This Key Note Market Report examines the UK sports sponsorship market.
Commercial sponsorship is now pervasive in professional sports and many
sports rely heavily on the money paid by companies to link their names with
healthy, popular physical activities. There is no way of measuring the exact size
of the total market, but the ‘Sportscan’ series from market researcher Ipsos
MORI has recorded an increase in major ‘deals’ from £353m to nearly £486m
over the past 10 years.
Sport funding will increase dramatically over the next 4 years to 2013 because
of two major events to be held in the UK: the Olympic Games (London 2012),
targeting sponsorship worth £600m, and the Commonwealth Games (Glasgow
2014). However, these events could temporarily divert funds from the regularly
sponsored sports led by football — still growing in importance — and Formula
1 racing. These two sports account for more than 50% of sports sponsorship
spending in a market otherwise fragmented across dozens of sports for
potential sponsoring, each offering sponsorship opportunities for leagues,
cups, teams, individuals or even stadium sponsorships (e.g.
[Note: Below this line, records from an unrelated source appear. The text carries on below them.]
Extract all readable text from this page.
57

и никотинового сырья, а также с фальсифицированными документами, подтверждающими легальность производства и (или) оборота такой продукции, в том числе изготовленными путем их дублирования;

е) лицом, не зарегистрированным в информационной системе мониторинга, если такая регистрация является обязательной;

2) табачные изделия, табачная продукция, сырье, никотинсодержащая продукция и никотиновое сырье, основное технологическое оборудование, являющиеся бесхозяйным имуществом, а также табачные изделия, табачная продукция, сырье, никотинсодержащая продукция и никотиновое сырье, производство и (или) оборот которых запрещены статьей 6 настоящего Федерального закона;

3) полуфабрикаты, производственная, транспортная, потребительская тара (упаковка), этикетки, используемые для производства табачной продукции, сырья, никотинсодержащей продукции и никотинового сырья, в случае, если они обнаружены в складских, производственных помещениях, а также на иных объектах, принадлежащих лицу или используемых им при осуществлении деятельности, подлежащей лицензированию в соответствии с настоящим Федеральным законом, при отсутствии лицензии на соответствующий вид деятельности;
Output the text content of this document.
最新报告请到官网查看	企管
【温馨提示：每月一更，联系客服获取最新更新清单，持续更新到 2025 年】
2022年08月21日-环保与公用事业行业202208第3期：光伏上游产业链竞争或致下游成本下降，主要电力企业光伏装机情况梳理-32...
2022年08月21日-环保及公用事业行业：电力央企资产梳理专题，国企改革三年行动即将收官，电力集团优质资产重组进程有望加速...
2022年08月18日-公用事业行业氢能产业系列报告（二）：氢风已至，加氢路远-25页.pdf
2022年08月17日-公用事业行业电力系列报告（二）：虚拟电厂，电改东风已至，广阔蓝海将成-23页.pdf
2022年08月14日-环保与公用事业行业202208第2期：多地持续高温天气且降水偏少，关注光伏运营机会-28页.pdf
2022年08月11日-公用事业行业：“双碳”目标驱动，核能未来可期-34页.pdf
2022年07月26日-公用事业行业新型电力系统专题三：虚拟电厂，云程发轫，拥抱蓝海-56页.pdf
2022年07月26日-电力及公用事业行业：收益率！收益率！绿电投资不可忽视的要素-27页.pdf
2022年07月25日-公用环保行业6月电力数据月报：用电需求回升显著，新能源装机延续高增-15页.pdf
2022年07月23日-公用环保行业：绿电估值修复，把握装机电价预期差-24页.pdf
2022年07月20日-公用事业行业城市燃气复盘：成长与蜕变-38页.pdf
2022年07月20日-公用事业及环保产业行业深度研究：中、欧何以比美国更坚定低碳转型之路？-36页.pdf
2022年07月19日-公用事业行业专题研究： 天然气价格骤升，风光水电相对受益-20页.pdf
Arsenal Football
Club’s [FC’s] Emirates stadium).
Sponsors are drawn from most industry sectors, but a connection to sport is
especially appreciated, for differing motivations, by financial services and
alcoholic drinks brands (e.g. the Barclays Premier League in football and the
Heineken Cup and Guinness Championship in rugby). The financial crisis that
kick started the current recession is forcing banks, building societies and
insurance companies to review their spending, but they are likely to remain
major sponsors of sport.
Alcohol sponsorship could eventually be banned — as tobacco has been —
but this is only at the early debating stage. The variety of companies eager to
sponsor sport is illustrated by the list of ‘Partners’ backing London 2012, which
includes Coca-Cola, McDonald’s, Samsung, adidas and British Airways (BA). The
Partners will be hoping that the 2012 Games run smoothly, but volatility is
integral to professional sport and is fundamental to the excitement that
attracts sponsors in the first place. In 2008 or 2009 alone, examples of volatility
have included the failure of any of the heavily sponsored British Isles football
teams to reach the Euro 2008 finals; the dramatic rise of Lewis Hamilton in
Formula 1 and of Andy Murray in tennis; and the drama at golf’s The Open in
2009 when the trophy was nearly won by 59 year-old Tom Watson.